Grant number: 07/04230-0
Support type:Scholarships in Brazil - Post-Doctorate
Effective date (Start): December 01, 2007
Effective date (End): November 30, 2009
Field of knowledge:Physical Sciences and Mathematics - Chemistry - Physical-Chemistry
Principal Investigator:Munir Salomao Skaf
Grantee:Anders Olov Hansson
Home Institution: Instituto de Química (IQ). Universidade Estadual de Campinas (UNICAMP). Campinas , SP, Brazil

Abstract

Nuclear hormone receptors form an important family of trascription factors. They are DNA-binding proteins, and are regulated by the binding of hormones (Estrogen, Thyroid Hormone, Retinoic Acid, among others). The specific binding to DNA and regulated hormone binding determine whether a gene will be transcripted or repressed. Since 1995 several three-dimensional structures of the LBD of nuclear receptors were obtained, allowing for important advances in the comprehension of the molecular biology of hormone recognition.
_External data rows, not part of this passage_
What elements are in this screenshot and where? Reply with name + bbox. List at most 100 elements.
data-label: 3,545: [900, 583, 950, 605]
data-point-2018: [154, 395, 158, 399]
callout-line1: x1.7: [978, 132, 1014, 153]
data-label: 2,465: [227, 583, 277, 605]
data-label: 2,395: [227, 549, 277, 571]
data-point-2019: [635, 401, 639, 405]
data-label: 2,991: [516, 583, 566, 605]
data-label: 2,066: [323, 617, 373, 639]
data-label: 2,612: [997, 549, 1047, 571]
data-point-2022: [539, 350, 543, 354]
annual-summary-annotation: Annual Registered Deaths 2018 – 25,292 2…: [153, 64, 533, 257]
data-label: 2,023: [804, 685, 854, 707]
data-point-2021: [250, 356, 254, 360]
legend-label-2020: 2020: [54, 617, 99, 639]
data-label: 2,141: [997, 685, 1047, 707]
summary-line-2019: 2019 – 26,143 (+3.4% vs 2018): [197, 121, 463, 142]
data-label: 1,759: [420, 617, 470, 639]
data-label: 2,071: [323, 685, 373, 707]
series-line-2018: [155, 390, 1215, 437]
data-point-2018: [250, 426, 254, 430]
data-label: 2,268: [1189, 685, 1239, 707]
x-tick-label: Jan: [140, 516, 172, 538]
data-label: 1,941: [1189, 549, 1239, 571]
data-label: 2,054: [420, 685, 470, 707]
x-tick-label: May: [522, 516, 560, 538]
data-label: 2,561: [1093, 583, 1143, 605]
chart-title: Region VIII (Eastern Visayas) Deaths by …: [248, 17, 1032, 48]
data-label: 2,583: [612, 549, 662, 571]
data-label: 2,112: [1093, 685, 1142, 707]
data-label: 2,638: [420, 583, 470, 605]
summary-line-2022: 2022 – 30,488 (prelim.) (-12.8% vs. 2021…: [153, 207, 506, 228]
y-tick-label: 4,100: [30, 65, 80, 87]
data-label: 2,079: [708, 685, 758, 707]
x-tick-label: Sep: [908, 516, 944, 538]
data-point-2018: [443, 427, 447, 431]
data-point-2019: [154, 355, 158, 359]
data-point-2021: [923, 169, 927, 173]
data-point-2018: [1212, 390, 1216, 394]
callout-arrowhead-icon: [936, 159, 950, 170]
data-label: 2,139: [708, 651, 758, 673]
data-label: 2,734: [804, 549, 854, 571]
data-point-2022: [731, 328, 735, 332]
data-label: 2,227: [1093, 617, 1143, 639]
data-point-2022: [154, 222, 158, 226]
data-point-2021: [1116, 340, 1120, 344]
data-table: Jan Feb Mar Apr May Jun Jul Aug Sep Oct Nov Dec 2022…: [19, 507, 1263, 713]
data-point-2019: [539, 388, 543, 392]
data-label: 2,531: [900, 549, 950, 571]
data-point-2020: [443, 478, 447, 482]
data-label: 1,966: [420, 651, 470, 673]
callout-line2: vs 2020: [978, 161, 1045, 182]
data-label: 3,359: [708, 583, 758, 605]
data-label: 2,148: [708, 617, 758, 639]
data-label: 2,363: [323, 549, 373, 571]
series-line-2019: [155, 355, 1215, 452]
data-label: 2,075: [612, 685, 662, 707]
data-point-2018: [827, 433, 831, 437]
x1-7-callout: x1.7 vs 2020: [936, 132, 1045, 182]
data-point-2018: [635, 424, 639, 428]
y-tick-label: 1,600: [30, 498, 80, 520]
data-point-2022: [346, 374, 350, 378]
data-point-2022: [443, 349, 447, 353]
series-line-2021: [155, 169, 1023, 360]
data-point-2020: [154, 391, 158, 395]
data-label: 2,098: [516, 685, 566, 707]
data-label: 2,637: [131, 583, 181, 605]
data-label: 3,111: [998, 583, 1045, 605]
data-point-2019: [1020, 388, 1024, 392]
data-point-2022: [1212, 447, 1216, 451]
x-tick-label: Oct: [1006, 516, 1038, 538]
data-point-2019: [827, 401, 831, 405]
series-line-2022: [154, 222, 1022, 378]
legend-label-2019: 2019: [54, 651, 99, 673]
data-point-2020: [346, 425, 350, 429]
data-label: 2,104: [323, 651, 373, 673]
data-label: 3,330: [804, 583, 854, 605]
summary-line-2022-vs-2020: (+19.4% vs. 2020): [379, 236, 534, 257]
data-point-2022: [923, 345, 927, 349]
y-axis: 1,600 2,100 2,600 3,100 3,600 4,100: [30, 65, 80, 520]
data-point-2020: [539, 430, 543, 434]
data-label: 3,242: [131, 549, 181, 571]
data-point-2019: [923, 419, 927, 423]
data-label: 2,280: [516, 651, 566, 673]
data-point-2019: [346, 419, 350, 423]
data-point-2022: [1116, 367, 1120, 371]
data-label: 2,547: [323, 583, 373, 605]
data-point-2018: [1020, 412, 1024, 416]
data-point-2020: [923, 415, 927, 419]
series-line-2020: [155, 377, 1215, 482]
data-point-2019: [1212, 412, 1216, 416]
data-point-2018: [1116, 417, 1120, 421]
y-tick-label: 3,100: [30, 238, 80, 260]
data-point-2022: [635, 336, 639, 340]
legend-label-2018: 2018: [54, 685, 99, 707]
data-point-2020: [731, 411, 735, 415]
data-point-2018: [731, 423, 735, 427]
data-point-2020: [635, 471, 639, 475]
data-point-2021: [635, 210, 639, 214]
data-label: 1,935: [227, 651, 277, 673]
However, in spite of the fact that new structures were obtained for different receptors, the role of the dynamics of the receptors remained fundamentally unknown.In this project we propose the study of the dynamics of nuclear hormone receptors and their role in the biological function of these proteins using Molecular Dynamics simulations. The Skaf group has obtained results that associate the dynamics of the receptors to their function in various different areas, such as hormone binding and dissociation, ligand selectivity and denaturation mechanisms, for example.The use of new techniques for expanding these results may complement our studies in a important way, leading to one of the most comprehensive set of data on the dynamics of nuclear hormone receptors. Three main new areas of research are proposed in the present project:1. Analysis of the interactions between PPARg and natural and synthetic ligands.2. Investigation of likely ligand dissociation pathways from PPARg.3. Evaluation of the relative importance of putative dissociation pathways and detailed ligand release molecular mechanisms.